If you’re scheduling a same-day surgery or procedure, you may be considering an ambulatory surgery center instead of a hospital or hospital outpatient department. ASCs, as they are known, can be more convenient and likely will cost you less. Today, ASCs provide a wide range of procedures, from cataract surgery to total joint replacements. You may ask your physician where to have the procedure and they may offer to do it in various settings, including an ASC that they co-own or co-manage.
Unfortunately, today it is almost impossible for consumers seeking the right place for their surgery to obtain independent information on the safety and quality of an ASC — even though over half of surgeries are now done in these settings. But it doesn’t have to be that way.

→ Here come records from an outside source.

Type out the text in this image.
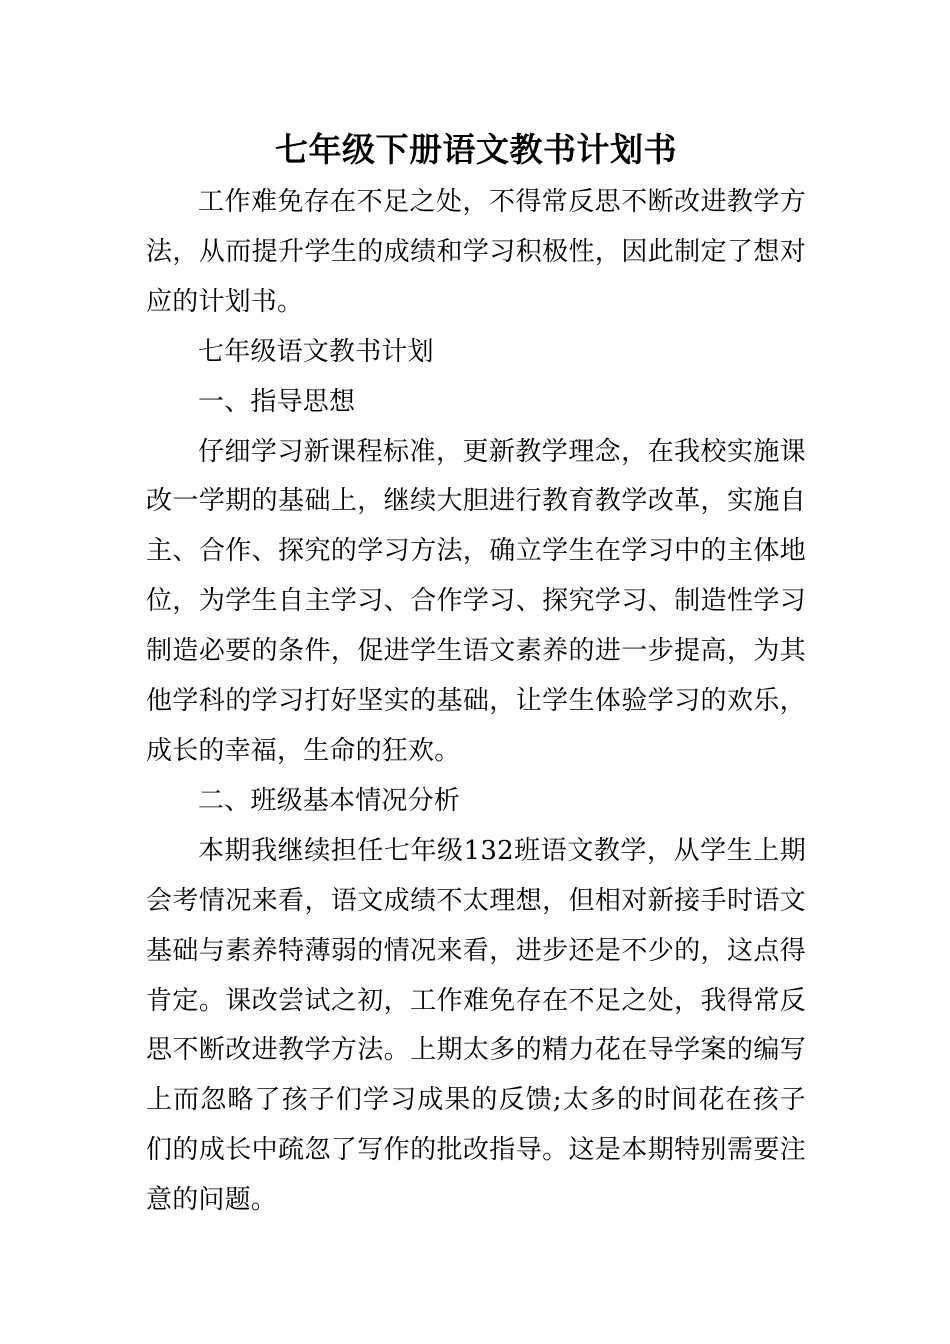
七年级下册语文教书计划书

工作难免存在不足之处，不得常反思不断改进教学方法，从而提升学生的成绩和学习积极性，因此制定了想对应的计划书。

七年级语文教书计划

一、指导思想

仔细学习新课程标准，更新教学理念，在我校实施课改一学期的基础上，继续大胆进行教育教学改革，实施自主、合作、探究的学习方法，确立学生在学习中的主体地位，为学生自主学习、合作学习、探究学习、制造性学习制造必要的条件，促进学生语文素养的进一步提高，为其他学科的学习打好坚实的基础，让学生体验学习的欢乐，成长的幸福，生命的狂欢。

二、班级基本情况分析

本期我继续担任七年级132班语文教学，从学生上期会考情况来看，语文成绩不太理想，但相对新接手时语文基础与素养特薄弱的情况来看，进步还是不少的，这点得肯定。课改尝试之初，工作难免存在不足之处，我得常反思不断改进教学方法。上期太多的精力花在导学案的编写上而忽略了孩子们学习成果的反馈;太多的时间花在孩子们的成长中疏忽了写作的批改指导。这是本期特别需要注意的问题。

Indeed, the story is different for New Jersey hospitals and hospital outpatient departments, where the same procedures and surgeries are often done. In our state, every acute care hospital and hospital outpatient department voluntarily participates in the Leapfrog Hospital Survey. The survey is annual and includes important information when it comes to surgery, including the number of facility-acquired infections, the volume of certain types of surgery (the more, the better), medication errors, hand-washing standards, and more. At the Leapfrog website, you can compare different hospitals and their outpatient departments to determine which of your in-network choices are best in your case.
If more ASCs in New Jersey participated in the free, Leapfrog ASC Survey, you would also be able to compare and consider those ASCs as a safe site for care. Unfortunately, as of 2023, just five out of 188 licensed eligible ASCs in New Jersey participated in the Leapfrog ASC Survey.
Without participation in the Leapfrog ASC Survey, there is no other readily available public source of information on the safety and quality of these facilities. Although the federal government (Center for Medicare and Medicaid Services or CMS) requires that states inspect ASCs that participate in Medicare or Medicaid, New Jersey lags behind most of the country on inspections. A 2019 Inspector General Report found that New Jersey was one of just four states that did not meet their inspection responsibility for ASC oversight.
More ASC inspections needed
CMS requires that states inspect these facilities at least every six years or in cases of certain complaints. A lot can happen in six years. Having every ASC annually report to Leapfrog is a great way to monitor safety, filling in and identifying issues of concern consistently and publicly within a facility, in between state inspections.
Even when the state does inspect an ASC, those inspections are not readily available or sometimes ever available. Some inspections can be found on the Department of Health website, but if an inspection is outsourced to a private company, which most are, they are not publicly available. And some inspections are only available by filing an Open Public Records Act request, which almost no consumer would do.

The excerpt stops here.